De Grauwe Vliegenvanger, een onopvallende trekker

In augustus en begin september trekken veel vogelsoorten door die ver weg gaan. Een flink deel van die trek vindt 's nachts plaats. Daar merk je gewoonlijk weinig van (tenzij je je geluidsrecorder laat aanstaan). Maar 's ochtends blijken er allerlei vogels in je tuin of elders te zitten die er eerder niet waren. Vaak zijn ze binnen een paar uur ook weer weg.

Zo'n soort is de Grauwe Vliegenvanger. Onmiskenbaar met zijn uitvallen naar vliegende insecten verschijnt hij in deze tijd op plekken waar hij niet gebroed heeft. Zachte, wat raspende roepjes verraden soms zijn aanwezigheid. Het zijn vogels die nog een reis van duizenden kilometers voor de boeg hebben, tot in West-Afrika of, nog vaker, verder zuidelijk.

Onopvallende doortrek

Op trektelposten worden maar weinig Grauwe Vliegenvangers gezien. Ook wanneer je ermee rekening houdt dat solitaire en zwijgzame vogels wel eens gemist worden, want een overvliegende Grauwe Vliegenvanger is al even onopvallend als zijn verenkleed en roep, al zijn de spitse vleugels in combinatie met het slanke postuur, de vrij lange staart en de wat fladderende vlucht wel een indicatie.
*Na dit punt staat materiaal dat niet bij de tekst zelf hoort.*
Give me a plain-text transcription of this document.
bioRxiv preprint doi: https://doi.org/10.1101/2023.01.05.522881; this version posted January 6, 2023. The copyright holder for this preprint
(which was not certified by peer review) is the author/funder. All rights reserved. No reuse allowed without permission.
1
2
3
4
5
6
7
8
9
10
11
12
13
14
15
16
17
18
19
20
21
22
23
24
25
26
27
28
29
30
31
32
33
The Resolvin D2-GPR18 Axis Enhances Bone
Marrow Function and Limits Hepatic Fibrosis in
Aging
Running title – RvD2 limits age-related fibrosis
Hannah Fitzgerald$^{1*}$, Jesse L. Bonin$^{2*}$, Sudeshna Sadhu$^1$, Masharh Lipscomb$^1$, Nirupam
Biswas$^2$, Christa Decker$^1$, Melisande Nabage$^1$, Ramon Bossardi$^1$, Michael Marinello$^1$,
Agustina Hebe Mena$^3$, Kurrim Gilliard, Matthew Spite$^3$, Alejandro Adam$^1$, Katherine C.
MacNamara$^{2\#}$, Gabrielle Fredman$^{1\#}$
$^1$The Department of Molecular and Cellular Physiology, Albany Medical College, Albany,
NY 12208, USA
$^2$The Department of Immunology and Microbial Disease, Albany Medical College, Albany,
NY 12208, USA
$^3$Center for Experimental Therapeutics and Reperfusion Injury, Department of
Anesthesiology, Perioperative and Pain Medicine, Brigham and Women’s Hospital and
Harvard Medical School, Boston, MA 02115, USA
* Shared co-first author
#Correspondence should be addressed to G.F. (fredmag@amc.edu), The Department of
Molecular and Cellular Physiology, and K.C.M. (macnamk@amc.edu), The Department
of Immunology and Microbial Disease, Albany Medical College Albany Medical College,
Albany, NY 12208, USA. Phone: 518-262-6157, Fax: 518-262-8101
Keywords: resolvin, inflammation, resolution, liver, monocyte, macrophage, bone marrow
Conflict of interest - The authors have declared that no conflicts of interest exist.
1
De meeste exemplaren die genoteerd werden, hopten door het terrein, iets wat veel nachttrekkers nog urenlang doen nadat ze geland zijn.

Ringvangsten

Dat laatste is ringers goed bekend. Zij vangen relatief veel Grauwe Vliegenvangers in augustus en begin september, aansluitend op een piek (door dispersie van jonge vogels?) eerder in het seizoen (zie grafiek ontleend aan trektellen.nl). Het beeld komt enigszins overeen met dat op trektelposten (zie deze grafiek). Dat de trektellers volgens de grafiek veel hogere aantallen in het voorjaar zagen, is te suggestief. Die piek is vrijwel geheel te danken aan enkele bijzondere ochtenden op Breskens (waaronder 87 ex. op 10 mei 1993).